Besonders attraktiv ist für Mostböck der ATX mit einem für heuer erwarteten KGV von 14,5 (2018e: 12,4). „Für den Wiener Markt spricht auch das Gewinnwachstum der Unternehmen – heuer gehen wir von
+30 %, 2018 von +17 % aus – sowie die Dividendenrendite von 3 % (2018: 3,5 %).“ Zudem profitiere der ATX, der mit einem Plus von rund 17 % seit Jahresbeginn klarer Outperformer sei, vom CEE-Exposure – sprich der positiven Wachstumsdifferenz der Region zur Eurozone.
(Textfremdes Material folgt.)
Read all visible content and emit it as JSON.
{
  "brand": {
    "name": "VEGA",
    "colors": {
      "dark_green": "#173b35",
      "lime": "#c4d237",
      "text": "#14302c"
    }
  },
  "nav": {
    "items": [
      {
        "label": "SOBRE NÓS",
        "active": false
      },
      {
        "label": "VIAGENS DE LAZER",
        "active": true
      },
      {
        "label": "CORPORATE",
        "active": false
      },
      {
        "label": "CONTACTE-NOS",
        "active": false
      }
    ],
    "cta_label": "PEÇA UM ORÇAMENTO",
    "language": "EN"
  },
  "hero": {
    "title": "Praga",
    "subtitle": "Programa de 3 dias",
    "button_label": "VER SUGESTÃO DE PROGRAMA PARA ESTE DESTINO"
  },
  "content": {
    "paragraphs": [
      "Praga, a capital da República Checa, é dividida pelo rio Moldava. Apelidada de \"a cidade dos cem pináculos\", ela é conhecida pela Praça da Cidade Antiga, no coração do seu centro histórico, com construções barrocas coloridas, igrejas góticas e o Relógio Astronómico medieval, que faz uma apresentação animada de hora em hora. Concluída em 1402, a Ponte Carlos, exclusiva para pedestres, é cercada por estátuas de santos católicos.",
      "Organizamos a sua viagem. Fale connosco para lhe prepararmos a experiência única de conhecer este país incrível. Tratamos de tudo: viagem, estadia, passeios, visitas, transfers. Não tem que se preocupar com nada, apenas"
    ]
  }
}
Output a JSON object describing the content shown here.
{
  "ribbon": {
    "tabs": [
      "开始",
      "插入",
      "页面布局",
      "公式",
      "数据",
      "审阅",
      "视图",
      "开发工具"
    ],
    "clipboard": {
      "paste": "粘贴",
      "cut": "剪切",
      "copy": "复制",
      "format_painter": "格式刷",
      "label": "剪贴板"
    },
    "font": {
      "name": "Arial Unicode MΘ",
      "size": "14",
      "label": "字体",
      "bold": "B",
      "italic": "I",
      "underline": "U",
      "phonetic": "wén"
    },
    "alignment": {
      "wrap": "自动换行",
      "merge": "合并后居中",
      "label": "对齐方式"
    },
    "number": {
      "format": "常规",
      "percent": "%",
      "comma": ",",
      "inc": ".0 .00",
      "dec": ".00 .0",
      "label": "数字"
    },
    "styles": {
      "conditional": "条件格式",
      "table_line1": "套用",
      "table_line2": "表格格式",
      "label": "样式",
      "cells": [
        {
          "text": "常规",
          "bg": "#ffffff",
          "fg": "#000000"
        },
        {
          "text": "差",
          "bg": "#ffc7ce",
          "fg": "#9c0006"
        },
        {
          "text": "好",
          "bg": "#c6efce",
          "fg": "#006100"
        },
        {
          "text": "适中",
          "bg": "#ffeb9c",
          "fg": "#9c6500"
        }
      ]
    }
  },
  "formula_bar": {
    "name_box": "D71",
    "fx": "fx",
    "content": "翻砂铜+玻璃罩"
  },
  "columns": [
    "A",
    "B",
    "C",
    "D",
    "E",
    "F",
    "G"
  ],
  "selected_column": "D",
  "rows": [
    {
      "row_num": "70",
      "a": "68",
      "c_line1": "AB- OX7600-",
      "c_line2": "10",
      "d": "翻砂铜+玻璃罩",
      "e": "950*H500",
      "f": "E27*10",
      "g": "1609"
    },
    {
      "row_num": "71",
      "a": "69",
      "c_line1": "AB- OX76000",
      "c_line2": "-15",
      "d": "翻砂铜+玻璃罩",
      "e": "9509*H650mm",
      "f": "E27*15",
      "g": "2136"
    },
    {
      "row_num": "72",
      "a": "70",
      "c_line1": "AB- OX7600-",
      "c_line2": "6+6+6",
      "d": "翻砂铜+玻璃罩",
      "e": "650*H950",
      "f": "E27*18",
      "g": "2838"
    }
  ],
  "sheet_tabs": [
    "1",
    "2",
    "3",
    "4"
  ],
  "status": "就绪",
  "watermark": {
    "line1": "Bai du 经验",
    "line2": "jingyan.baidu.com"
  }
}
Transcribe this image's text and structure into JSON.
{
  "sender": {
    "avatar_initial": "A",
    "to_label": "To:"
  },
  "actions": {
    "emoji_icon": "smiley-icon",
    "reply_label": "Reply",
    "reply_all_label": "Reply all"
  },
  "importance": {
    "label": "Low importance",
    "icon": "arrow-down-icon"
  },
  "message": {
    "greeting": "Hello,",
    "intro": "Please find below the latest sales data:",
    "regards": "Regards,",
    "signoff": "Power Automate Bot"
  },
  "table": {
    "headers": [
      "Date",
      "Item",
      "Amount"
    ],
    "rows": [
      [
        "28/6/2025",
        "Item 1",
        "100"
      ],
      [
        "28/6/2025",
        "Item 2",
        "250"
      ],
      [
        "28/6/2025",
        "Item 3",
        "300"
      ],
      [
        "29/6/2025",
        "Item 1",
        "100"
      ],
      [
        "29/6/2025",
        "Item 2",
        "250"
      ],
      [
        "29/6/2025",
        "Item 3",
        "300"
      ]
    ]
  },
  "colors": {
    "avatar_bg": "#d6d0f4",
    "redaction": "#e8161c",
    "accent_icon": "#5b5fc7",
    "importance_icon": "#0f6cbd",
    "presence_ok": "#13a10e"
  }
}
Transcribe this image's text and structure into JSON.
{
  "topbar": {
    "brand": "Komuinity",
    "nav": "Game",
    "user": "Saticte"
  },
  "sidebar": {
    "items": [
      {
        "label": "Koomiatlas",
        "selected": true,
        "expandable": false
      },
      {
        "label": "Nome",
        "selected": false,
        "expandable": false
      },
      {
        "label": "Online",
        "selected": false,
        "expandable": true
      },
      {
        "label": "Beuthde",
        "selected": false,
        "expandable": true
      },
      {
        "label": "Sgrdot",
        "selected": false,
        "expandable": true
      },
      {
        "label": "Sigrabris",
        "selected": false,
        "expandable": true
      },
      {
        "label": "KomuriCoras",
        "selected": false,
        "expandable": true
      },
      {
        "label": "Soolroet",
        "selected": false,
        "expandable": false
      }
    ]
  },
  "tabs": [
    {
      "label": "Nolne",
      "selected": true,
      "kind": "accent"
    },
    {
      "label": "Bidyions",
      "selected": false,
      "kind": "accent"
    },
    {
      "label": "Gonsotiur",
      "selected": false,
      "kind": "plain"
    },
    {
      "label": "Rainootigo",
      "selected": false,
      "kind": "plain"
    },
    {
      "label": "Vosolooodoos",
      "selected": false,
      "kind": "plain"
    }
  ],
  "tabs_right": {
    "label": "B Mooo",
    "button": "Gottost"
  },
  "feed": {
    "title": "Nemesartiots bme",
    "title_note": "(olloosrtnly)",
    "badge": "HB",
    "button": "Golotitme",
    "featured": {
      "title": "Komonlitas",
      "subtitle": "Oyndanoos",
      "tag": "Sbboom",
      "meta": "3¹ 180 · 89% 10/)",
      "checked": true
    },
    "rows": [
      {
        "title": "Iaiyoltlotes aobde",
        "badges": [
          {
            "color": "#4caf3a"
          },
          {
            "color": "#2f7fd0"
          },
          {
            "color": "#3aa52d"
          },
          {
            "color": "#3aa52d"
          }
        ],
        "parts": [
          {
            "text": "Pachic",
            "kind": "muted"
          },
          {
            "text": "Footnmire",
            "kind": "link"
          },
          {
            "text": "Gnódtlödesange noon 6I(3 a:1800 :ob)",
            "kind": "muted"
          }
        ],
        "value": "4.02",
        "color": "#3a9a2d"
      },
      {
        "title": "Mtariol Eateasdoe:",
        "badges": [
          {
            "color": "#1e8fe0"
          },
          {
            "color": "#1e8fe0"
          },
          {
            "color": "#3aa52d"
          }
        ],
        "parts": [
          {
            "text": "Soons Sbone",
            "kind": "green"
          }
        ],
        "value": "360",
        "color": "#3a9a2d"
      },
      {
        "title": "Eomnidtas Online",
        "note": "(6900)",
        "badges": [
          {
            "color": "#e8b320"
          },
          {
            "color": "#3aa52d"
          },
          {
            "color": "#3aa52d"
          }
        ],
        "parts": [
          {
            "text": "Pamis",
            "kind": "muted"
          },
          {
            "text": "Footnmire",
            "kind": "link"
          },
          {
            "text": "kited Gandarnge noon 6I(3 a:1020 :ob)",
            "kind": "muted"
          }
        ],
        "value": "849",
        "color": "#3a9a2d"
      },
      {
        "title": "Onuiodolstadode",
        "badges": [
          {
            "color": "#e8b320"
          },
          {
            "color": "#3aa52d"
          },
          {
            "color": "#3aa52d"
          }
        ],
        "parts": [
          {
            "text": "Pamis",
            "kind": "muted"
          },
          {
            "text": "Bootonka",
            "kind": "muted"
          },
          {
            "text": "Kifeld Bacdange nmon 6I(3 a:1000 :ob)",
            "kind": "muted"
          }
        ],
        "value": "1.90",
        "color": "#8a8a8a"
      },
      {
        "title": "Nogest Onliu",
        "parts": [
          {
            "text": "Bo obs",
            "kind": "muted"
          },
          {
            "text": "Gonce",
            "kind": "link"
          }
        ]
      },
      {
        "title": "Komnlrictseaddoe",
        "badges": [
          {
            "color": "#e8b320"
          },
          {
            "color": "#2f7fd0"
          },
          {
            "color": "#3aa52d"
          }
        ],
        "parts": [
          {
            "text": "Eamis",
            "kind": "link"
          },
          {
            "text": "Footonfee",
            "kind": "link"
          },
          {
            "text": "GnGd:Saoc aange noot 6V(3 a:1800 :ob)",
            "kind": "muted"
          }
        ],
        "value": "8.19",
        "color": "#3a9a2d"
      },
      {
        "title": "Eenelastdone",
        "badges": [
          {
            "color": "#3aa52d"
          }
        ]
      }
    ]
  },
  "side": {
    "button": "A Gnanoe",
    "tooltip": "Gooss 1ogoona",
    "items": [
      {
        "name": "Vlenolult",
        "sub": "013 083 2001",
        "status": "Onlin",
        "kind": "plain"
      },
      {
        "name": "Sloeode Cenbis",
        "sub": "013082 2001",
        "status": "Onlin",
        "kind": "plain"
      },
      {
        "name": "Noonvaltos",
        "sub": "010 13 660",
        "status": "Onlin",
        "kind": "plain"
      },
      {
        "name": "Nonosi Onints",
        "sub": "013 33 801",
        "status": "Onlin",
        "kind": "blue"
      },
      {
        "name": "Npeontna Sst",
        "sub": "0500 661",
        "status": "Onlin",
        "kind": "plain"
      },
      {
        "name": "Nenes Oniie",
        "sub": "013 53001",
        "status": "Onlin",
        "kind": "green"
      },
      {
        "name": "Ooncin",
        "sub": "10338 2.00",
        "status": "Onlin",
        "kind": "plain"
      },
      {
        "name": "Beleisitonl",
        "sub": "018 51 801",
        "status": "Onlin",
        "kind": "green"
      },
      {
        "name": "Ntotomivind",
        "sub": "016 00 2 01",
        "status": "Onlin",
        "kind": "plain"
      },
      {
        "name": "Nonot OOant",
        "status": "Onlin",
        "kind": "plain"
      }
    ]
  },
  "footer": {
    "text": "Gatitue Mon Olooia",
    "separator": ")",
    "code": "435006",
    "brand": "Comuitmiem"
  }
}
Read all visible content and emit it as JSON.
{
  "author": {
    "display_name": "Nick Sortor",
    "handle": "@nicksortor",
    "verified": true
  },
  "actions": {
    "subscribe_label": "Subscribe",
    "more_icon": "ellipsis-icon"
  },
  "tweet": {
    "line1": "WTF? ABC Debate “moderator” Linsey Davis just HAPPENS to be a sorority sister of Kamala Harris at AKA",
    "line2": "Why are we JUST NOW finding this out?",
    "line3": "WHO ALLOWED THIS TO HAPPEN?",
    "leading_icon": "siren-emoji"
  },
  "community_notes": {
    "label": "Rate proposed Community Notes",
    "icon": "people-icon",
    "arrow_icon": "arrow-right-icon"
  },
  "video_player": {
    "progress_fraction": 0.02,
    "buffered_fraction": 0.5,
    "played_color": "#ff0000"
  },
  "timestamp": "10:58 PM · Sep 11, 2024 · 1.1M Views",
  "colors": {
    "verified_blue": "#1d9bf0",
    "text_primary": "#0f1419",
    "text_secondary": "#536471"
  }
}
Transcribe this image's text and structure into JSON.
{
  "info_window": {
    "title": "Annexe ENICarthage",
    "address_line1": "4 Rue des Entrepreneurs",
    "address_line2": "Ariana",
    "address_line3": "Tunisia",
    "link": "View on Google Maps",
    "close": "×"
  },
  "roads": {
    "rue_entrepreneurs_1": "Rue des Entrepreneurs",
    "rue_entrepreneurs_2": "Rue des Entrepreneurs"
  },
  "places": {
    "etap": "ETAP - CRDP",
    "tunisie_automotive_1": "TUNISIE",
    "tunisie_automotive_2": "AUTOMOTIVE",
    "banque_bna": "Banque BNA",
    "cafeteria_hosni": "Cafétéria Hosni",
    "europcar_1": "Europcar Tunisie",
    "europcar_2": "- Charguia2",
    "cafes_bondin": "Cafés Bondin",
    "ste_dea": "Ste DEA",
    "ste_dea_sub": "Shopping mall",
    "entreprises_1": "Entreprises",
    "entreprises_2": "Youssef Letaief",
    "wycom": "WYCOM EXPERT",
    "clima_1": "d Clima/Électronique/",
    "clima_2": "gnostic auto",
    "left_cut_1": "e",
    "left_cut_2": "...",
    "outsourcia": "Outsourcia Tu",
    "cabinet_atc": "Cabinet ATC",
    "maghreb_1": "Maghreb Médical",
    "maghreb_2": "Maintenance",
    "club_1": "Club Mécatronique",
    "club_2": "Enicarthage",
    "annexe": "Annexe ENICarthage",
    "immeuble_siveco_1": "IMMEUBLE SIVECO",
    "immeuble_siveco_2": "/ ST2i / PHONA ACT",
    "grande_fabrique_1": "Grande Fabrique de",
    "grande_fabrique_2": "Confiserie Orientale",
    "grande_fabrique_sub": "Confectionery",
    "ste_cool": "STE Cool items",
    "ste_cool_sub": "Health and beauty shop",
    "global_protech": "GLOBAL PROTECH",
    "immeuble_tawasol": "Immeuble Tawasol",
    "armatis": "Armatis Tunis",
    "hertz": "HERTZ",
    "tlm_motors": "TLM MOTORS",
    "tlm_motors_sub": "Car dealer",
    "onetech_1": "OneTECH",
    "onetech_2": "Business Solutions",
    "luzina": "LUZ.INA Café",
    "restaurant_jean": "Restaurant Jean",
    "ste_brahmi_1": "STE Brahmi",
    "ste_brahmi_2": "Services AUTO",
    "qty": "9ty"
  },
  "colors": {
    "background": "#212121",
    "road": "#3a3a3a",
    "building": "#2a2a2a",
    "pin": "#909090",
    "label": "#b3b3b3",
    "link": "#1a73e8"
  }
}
Heuer gehe er im CEE-Raum von einem Wirtschaftswachstum von 3,3 % (2018: 3,1 %) aus, in der Eurozone dagegen von 1,9 % (2018: 1,7 %).

 

Top-Empfehlungen
Zu den Top-Empfehlungen der Erste Group zählt derzeit die CA Immo.
„Die Aktie notiert trotz des hohen Deutschland-Anteils des Portfolios von 44 % sowie der attraktiven Development-Pipeline deutlich unter Buchwert“, so Mostböck. Heiße Tipps wären auch Andritz und Palfinger. Bei der RCB hat man wiederum die VIG auf der Rechnung, ebenso wie STRABAG, EVN und Agrana. „SBO sollte wiederum von steigenden Ölpreisen sowie der bis zum Jahresende erwarteten verstärkten Bohrtätigkeit profitieren“, so Maurer.